As we enter midterms, parents feel the full-on impact of their empty nest. Whether their first child has just flown the coop or their last one has. Many parents feel the emptiness of that vacant bedroom, the bed still made, and the staleness of unoccupied air. Like me, they wonder if their kids miss them the way they miss them. I will spare you the suspense, parents…They don’t.
As a college instructor of 23 years, I’ve borne witness to the pain of parents’ experience as their children leave them to forge their own paths, but it’s usually funneled through the lens of the student and not the heartbroken sadness of the parent. It might take the form of comments made to the “the new influential adults” in their lives (i.e., me) and others such as residential assistants or academic counselors.
“My mother is driving me crazy by texting me every day,” they might say. Or it might be something like, “My dad just won’t stop calling me or asking about my grades.” A few confide in me that their flight from home was a much-welcomed escape from being micro-managed by overbearing parents.
They tell me it was a necessary step to free themselves of parents who, according to them, have nothing else to do with their time. As a mother to a new college student, I now sympathize with the parent on the other end of that conversation. Surely, after all these years of listening to the horror stories recounted by my students, I have not become one of these monsters. Or have I? It’s nightmarish to consider, but…what if?
Eric Erikson’s “Stages of Psychosocial Development”
I take a step back and remember how I responded, oh so sympathetically, to those college students for all these years. I reflect on the developmental need to establish oneself as an independent creature in the world, as self-reliant and confident in one’s own abilities. It brings to mind the classic work of Eric Erickson, whose theories I’ve taught for decades, and his description of the central struggles of being in this age group.
College students are at the crux of two very significant developmental stages. The first, which Erickson describes as Identity versus Role Confusion, is the stage in life where young people are cognitively designed to place a high premium on their peer relationships as central to their success. Failure to hit this mark can leave a young person with lasting questions about their own competency and may contribute to an inability to live up to societal expectations.
The next stage, called Intimacy versus Isolation, lasts much longer, but the foundation for success in this phase is set in our early twenties. The task is to develop meaningful relationships (love interests, employer/employee dynamics, and friendships) that solidify our place in society. Stagnation in this area can lead to missing important milestones on the path to independence and can thwart academic and personal achievement.
The key feature of these two developmental stages is that they are not heavily reliant upon parental involvement. Assuming that we have done our jobs (providing safety, shelter, love, and support) up until now, these successes largely take place in a social world that has (or should have) very little to do with us as parents.

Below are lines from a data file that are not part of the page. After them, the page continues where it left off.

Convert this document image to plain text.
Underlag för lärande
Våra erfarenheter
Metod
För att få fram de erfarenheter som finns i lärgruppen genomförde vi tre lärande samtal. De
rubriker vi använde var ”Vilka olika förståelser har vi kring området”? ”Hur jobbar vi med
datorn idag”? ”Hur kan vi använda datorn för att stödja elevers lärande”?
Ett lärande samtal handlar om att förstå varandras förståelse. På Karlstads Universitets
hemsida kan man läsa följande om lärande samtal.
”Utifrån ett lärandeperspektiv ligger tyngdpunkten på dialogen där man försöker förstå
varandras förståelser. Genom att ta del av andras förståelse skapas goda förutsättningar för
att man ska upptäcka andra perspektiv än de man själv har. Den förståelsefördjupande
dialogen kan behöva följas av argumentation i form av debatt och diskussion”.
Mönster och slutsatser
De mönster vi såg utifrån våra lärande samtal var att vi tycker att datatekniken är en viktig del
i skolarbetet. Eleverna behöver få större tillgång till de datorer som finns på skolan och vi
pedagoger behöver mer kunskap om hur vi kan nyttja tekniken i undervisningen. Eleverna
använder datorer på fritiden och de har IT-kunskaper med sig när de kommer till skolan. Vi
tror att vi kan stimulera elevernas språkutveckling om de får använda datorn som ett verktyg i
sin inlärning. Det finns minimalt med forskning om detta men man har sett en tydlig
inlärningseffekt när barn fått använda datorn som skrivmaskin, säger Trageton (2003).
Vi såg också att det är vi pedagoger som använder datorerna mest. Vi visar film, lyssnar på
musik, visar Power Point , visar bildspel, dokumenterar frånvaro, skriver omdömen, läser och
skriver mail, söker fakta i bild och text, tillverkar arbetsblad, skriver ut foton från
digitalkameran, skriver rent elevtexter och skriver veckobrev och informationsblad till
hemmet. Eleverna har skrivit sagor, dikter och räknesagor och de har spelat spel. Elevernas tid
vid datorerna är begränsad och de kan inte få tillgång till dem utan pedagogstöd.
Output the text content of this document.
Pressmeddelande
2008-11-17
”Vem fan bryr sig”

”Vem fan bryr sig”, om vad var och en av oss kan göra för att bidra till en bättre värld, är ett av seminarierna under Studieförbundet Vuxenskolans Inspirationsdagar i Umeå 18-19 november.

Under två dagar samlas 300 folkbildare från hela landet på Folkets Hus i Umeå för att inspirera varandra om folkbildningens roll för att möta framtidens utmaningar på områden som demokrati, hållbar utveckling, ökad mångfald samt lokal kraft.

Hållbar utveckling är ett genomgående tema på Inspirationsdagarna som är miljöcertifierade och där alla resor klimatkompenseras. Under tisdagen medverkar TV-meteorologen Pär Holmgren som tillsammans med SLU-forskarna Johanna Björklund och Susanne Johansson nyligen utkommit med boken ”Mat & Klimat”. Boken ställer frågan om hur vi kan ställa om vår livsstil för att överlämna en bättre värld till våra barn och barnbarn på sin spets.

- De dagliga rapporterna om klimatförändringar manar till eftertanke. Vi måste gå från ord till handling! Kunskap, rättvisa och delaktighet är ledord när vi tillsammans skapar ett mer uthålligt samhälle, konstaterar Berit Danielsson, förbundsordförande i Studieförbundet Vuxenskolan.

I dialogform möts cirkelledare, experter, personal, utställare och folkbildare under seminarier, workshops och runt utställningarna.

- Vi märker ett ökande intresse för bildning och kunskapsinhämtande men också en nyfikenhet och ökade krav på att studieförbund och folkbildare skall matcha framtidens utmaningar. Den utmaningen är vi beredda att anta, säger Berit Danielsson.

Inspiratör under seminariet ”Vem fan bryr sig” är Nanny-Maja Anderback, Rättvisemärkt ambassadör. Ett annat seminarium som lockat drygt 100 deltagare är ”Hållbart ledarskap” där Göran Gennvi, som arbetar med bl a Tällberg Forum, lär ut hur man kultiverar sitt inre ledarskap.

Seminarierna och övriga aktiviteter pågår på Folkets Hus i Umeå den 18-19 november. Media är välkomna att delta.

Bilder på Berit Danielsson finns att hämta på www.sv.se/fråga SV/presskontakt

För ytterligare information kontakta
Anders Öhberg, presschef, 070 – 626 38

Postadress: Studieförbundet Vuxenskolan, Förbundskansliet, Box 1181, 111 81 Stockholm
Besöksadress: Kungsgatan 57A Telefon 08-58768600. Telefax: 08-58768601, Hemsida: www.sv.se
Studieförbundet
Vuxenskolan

These achievements can only be made individually, while parents quietly support a child’s endeavors from the sidelines. This brings me to the focus of this article — that quiet quitting may be the new parenting model for those of us wishing the best for our kids.
Benefits of “quiet quitting” your relationship with your college student
No matter what stage of empty nest syndrome you are in, you might want to consider the benefits of “quiet quitting” your relationship with your college student. Quiet quitting is a relatively new term, formulated mostly by disenchanted millennial workers who refuse to put extraordinary efforts beyond the skeletal requirements into their jobs.
The term is meant to reflect a relationship with one’s employer in which the employee achieves the bare minimum, only meeting the very basics of the job description. This level of engagement allows the employee the autonomy to perfect work/life balance while creating a space to seek out other interests, hobbies, and relationships. Work does not become all-consuming and is merely one aspect of the employee’s life.
For parents, embracing quiet quitting at this stage can be a win/win for both parties. The student is allowed the freedom to seek success, and feel the full weight of their failures, while we reap the benefits of forging a new identity. Stepping back from all-consuming parenting not only grants us the space to live new, self-defined lives but also allows the new adults (like me) in your child’s life to offer guidance and support in areas that are our expertise.
The ‘new adults’ in your child’s life have a lot to offer them
After all, many of us have been working with young adults for decades, and we have a keen sense of where they need to be right now to function outside of the university and in their careers. Students gravitate to us when they struggle with big issues because we represent a “safe” parental figure, but we carry none of the baggage of parenting them directly. This space is the wonderful college experience, where we become inspired by innovative thoughts, imaginative people, and novel ways of thinking.
While I am struggling in my own right to quiet quit parenting, I ask other parents to join me in considering the benefits of doing “just the bare minimum” with their kids. Trust that you have created a strong foundation, and offer them the freedom to be free of your constant inquires.
Someone like me is on the other end of that freedom and will happily give them advice and send them off into the world, knowing they will fly the highest with a nudge out of the nest. So, parents, permit yourself to embrace quiet quitting and do a little soaring of your own. It will be good and full of personal rewards for you and your college student.